Communiqué de presse du 19 juin 2026
Des décisions incompréhensibles
La Suisse refuse, par la voie de sa représentation légale à Ramallah, de reconnaître l’urgence vitale qui a cours à Gaza! Comme l’illustre le cas d ’Ayoub* et Hanan* documenté par l ’Observatoire Romand du droit d ’asile et des étranger·ères, des familles entières tentant de survivre à Gaza sous les bombardements, sans accès à l’eau, à la nourriture ni aux soins – voient leur demande de visa humanitaire rejetée par l’ambassade suisse à Ramallah au motif d ’une « absence de danger manifeste » !
Dans un récent reportage de la RTS sur la délivrance de visas à des ressortissant·es de Gaza, le porte-parole du SEM affirmait que le seul obstacle à leur octroi reposait sur le besoin d’établir l’identité des requérant·es. Pourtant, dans le cas de Ayoub et Hanan, comme dans celui de nombreuses autres familles que nous suivons, aucun doute n’a été émis sur leurs identités. Rien ne permet de justifier un tel refus, qui revient à simplement abandonner les personnes à une mort presque certaine.
Le seul accès légal à une protection depuis l’étranger
Depuis la suppression, en 2013, de la possibilité de déposer une demande d’asile dans une représentation suisse à l’étranger, le visa humanitaire constitue l’unique moyen de solliciter une protection de la Suisse depuis l’étranger. Présenté comme un outil efficace en cas de grave mise en danger des personnes, il a précisément servi d’argument pour justifier la suppression de l’asile aux ambassades. Selon la directive du SEM de 2023 sur la question, il doit être délivré en cas de « situation de détresse particulière », de menace « directe » et « sérieuse » pour la vie du ou de la requérant·e, et à condition que la personne ait des liens avec la Suisse.

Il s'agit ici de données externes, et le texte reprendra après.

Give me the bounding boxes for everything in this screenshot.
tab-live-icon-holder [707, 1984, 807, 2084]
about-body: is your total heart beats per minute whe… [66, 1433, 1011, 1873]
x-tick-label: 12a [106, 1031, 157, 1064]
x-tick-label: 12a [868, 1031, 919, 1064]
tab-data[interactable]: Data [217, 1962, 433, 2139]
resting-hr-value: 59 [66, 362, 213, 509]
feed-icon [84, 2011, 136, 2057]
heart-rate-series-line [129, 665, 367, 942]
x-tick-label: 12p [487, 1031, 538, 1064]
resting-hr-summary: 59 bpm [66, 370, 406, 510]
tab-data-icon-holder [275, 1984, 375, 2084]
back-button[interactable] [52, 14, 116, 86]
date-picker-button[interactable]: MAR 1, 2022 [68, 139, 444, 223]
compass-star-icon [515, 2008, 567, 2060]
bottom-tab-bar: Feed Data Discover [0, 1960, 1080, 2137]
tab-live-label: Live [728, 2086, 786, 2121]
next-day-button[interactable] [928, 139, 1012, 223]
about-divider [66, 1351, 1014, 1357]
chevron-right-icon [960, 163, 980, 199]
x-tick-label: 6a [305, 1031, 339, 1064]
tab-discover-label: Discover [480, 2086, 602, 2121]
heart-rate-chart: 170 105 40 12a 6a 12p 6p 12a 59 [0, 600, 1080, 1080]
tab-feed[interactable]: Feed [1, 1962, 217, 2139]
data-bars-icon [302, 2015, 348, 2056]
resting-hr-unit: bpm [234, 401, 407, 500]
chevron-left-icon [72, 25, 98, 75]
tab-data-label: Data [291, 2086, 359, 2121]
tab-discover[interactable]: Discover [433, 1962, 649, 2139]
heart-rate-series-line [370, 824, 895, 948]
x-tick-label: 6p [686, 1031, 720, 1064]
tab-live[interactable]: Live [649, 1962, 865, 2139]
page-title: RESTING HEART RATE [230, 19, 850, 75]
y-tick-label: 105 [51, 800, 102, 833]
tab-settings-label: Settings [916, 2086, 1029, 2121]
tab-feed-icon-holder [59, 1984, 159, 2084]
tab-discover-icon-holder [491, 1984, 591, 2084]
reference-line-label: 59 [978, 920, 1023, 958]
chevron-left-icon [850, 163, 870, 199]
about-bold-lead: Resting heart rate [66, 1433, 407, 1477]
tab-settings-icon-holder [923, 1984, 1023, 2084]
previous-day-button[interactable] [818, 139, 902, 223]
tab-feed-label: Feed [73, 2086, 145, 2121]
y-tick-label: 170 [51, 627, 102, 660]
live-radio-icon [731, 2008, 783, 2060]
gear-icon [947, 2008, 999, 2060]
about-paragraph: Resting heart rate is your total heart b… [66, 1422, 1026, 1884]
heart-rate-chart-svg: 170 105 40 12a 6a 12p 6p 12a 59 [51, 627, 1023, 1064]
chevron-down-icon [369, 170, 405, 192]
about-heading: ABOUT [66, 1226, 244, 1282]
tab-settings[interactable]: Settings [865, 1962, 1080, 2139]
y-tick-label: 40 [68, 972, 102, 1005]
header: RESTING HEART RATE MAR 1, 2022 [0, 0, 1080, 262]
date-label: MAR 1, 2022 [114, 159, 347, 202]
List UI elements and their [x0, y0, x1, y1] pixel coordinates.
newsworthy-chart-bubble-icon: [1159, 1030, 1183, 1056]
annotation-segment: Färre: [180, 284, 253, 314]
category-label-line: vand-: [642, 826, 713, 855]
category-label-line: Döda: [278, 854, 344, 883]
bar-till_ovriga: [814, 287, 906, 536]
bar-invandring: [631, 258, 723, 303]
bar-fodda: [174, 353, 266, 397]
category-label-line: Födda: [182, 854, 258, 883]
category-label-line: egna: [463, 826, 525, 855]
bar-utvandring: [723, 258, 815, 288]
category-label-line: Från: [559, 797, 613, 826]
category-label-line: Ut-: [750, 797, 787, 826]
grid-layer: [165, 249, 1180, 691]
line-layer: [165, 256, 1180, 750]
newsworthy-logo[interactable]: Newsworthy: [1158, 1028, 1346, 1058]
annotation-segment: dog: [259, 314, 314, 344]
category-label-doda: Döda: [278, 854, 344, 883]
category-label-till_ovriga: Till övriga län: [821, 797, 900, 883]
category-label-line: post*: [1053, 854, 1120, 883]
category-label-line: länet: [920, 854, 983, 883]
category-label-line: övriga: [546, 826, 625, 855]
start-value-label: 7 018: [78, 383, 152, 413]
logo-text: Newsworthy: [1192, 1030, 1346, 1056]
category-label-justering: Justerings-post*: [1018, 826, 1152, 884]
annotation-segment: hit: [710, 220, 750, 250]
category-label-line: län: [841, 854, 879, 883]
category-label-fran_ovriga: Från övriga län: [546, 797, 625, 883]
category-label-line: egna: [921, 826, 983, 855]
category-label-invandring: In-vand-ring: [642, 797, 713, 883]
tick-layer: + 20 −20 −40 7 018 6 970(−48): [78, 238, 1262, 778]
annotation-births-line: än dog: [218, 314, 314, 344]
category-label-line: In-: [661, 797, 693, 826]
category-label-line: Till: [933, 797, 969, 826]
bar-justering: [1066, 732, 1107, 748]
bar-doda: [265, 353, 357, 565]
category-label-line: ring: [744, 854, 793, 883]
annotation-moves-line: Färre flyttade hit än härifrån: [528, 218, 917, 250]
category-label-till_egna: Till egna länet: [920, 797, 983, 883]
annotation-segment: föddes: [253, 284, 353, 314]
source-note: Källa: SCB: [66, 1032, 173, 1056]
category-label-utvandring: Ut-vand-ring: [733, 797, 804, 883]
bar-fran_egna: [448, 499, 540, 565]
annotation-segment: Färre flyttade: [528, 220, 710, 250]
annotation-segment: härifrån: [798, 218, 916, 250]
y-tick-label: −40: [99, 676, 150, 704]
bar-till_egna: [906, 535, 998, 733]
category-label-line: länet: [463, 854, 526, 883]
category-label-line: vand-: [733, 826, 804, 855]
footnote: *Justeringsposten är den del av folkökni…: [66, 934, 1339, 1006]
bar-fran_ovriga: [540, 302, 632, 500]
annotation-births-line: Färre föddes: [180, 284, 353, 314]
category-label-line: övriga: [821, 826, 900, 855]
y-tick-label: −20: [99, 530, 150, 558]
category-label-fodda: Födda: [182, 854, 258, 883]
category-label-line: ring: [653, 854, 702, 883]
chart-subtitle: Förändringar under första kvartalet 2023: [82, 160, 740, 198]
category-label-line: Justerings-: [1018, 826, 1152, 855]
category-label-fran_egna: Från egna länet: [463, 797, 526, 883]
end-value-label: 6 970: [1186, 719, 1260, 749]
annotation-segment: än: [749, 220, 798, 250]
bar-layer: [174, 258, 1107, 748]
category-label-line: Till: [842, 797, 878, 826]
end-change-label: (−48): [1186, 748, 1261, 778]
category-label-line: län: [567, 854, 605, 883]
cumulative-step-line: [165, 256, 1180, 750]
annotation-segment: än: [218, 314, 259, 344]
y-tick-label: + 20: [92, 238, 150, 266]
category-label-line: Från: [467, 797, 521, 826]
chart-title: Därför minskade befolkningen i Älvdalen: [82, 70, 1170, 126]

La dangerosité à Gaza n’est plus à établir
Depuis le 7 octobre 2023, plus de 73 000 personnes ont été tuées par l’armée israélienne à Gaza, dont une large part sont des enfants. Une commission d’enquête indépendante des Nations Unies, la rapporteuse spéciale de l ’ONU pour les territoires occupés Francesca Albanese, ainsi que plusieurs organisations de défense des droits humains de référence ont conclu qu’un génocide est en cours à Gaza. La destruction des infrastructures vitales de l’enclave a été documentée par de nombreuses organisations internationales. Le 8 juin dernier, la Suisse s ’est elle-même associée à une déclaration, signée par 19 États, s’alarmant de la situation humanitaire « catastrophique » à Gaza.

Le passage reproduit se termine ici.